Le diabète est incompatible avec la conduite d’un véhicule routier, sauf si la personne:

  • N’a eu aucun épisode d’hypoglycémie en état d’éveil entraînant une altération de la conscience et nécessitant l’intervention d’une tierce personne depuis trois mois;
  • Démontre une bonne compréhension de sa maladie;
  • Fait l’objet d’un suivi médical pour son diabète.

Tout automobiliste qui a un changement de santé qui peut affecter sa capacité de conduire doit avertir la SAAQ dans un délai de 30 jours.

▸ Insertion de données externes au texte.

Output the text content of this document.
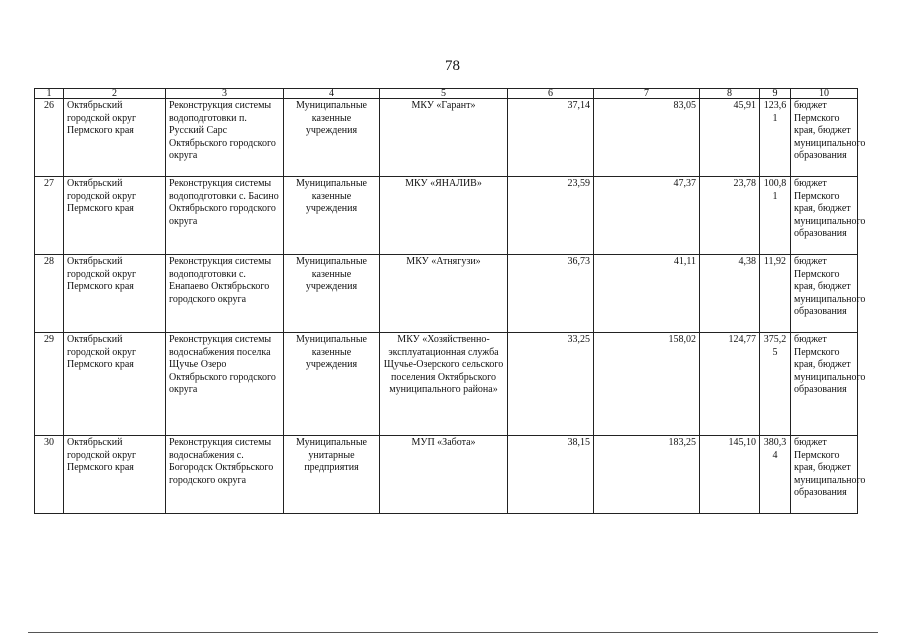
78
1	2	3	4	5	6	7	8	9	10
26	Октябрьский городской округ Пермского края	Реконструкция системы водоподготовки п. Русский Сарс Октябрьского городского округа	Муниципальные казенные учреждения	МКУ «Гарант»	37,14	83,05	45,91	123,61	бюджет Пермского края, бюджет муниципального образования
27	Октябрьский городской округ Пермского края	Реконструкция системы водоподготовки с. Басино Октябрьского городского округа	Муниципальные казенные учреждения	МКУ «ЯНАЛИВ»	23,59	47,37	23,78	100,81	бюджет Пермского края, бюджет муниципального образования
28	Октябрьский городской округ Пермского края	Реконструкция системы водоподготовки с. Енапаево Октябрьского городского округа	Муниципальные казенные учреждения	МКУ «Атнягузи»	36,73	41,11	4,38	11,92	бюджет Пермского края, бюджет муниципального образования
29	Октябрьский городской округ Пермского края	Реконструкция системы водоснабжения поселка Щучье Озеро Октябрьского городского округа	Муниципальные казенные учреждения	МКУ «Хозяйственно-эксплуатационная служба Щучье-Озерского сельского поселения Октябрьского муниципального района»	33,25	158,02	124,77	375,25	бюджет Пермского края, бюджет муниципального образования
30	Октябрьский городской округ Пермского края	Реконструкция системы водоснабжения с. Богородск Октябрьского городского округа	Муниципальные унитарные предприятия	МУП «Забота»	38,15	183,25	145,10	380,34	бюджет Пермского края, бюджет муниципального образования
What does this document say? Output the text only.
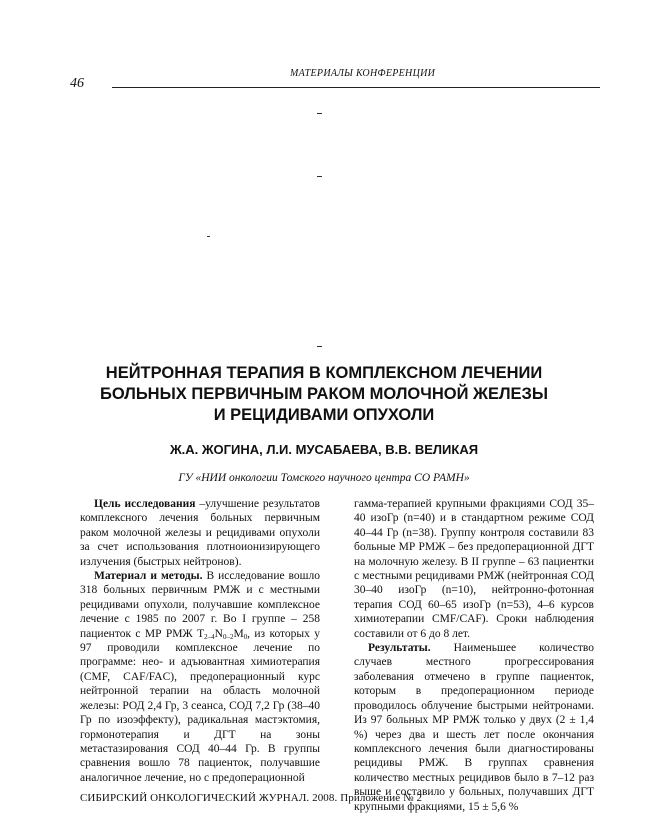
МАТЕРИАЛЫ КОНФЕРЕНЦИИ
46
НЕЙТРОННАЯ ТЕРАПИЯ В КОМПЛЕКСНОМ ЛЕЧЕНИИ
БОЛЬНЫХ ПЕРВИЧНЫМ РАКОМ МОЛОЧНОЙ ЖЕЛЕЗЫ
И РЕЦИДИВАМИ ОПУХОЛИ
Ж.А. ЖОГИНА, Л.И. МУСАБАЕВА, В.В. ВЕЛИКАЯ
ГУ «НИИ онкологии Томского научного центра СО РАМН»

Цель исследования –улучшение результатов комплексного лечения больных первичным раком молочной железы и рецидивами опухоли за счет использования плотноионизирующего излучения (быстрых нейтронов).

Материал и методы. В исследование вошло 318 больных первичным РМЖ и с местными рецидивами опухоли, получавшие комплексное лечение с 1985 по 2007 г. Во I группе – 258 пациенток с МР РМЖ $T_{2-4}N_{0-2}M_0$, из которых у 97 проводили комплексное лечение по программе: нео- и адъювантная химиотерапия (CMF, CAF/FAC), предоперационный курс нейтронной терапии на область молочной железы: РОД 2,4 Гр, 3 сеанса, СОД 7,2 Гр (38–40 Гр по изоэффекту), радикальная мастэктомия, гормонотерапия и ДГТ на зоны метастазирования СОД 40–44 Гр. В группы сравнения вошло 78 пациенток, получавшие аналогичное лечение, но с предоперационной

гамма-терапией крупными фракциями СОД 35–40 изоГр (n=40) и в стандартном режиме СОД 40–44 Гр (n=38). Группу контроля составили 83 больные МР РМЖ – без предоперационной ДГТ на молочную железу. В II группе – 63 пациентки с местными рецидивами РМЖ (нейтронная СОД 30–40 изоГр (n=10), нейтронно-фотонная терапия СОД 60–65 изоГр (n=53), 4–6 курсов химиотерапии CMF/CAF). Сроки наблюдения составили от 6 до 8 лет.

Результаты. Наименьшее количество случаев местного прогрессирования заболевания отмечено в группе пациенток, которым в предоперационном периоде проводилось облучение быстрыми нейтронами. Из 97 больных МР РМЖ только у двух (2 ± 1,4 %) через два и шесть лет после окончания комплексного лечения были диагностированы рецидивы РМЖ. В группах сравнения количество местных рецидивов было в 7–12 раз выше и составило у больных, получавших ДГТ крупными фракциями, 15 ± 5,6 %

СИБИРСКИЙ ОНКОЛОГИЧЕСКИЙ ЖУРНАЛ. 2008. Приложение № 2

La SAAQ peut maintenir le permis ou le suspendre, chaque cas est évalué individuellement

*Source: SAAQ

 

LES RÈGLES DOIVENT ÊTRE RESSERRÉES

La conduite automobile des gens atteints de maladies comme le diabète doit être mieux encadrée pour éviter d’autres drames, croit un coroner qui veut obliger les médecins à dénoncer les patients inaptes à conduire.

Le respect des conditions de conduite chez les diabétiques (et pour d’autres maladies) ne fait pas l’objet d’une vérification systématique par la Société de l’assurance automobile du Québec (SAAQ).

Conséquences importantes

Cela repose surtout sur une déclaration volontaire au renouvellement de permis. Le coroner Éric Lépine, qui a enquêté après la mort de Mme Bergeron, recommande d’obliger les professionnels de la santé à signaler l’inaptitude à conduire d’un patient pour une raison de santé, à la SAAQ.

«Les conséquences de la conduite […] par une personne au diabète mal contrôlé sont beaucoup trop importantes pour rendre facultatif ce signalement», écrit-il.

«Il faudrait qu’il y ait des sanctions plus sévères. Il y a beaucoup de gens qui circulent sur la route et qui ont des problèmes de santé et qui ne le déclarent pas», réagit Me Marc Bellemare, spécialisé dans ces dossiers.

M. Lépine ajoute que la SAAQ devrait réévaluer le système administratif des suivis médicaux qui s’appliquent aux diabétiques. D’ailleurs, l’association Diabète Québec constate que les règles ne sont pas toujours bien suivies.

«Le patient a une responsabilité de se renseigner, mais c’est sûr que beaucoup de gens ont peur de perdre leur permis de conduire, c’est un gros morceau, dit Valérie Savard, nutritionniste chez Diabète Québec. Peut-être que certains sont réticents à discuter de cet aspect-là.»

En 2022, 15 313 diabétiques ont effectué un avis de changement dans leur santé à la SAAQ, et 117 automobilistes ont vu leur permis être suspendu.

Jugement clinique

L’Association des médecins d’urgence du Québec souligne que le jugement clinique est important, et que la plupart des patients écoutent les recommandations de ne pas conduire.

«De tous les patients qu’on voit, la plupart, on les retourne à la maison et ils n’ont pas de problème», dit Dr Gilbert Boucher, président.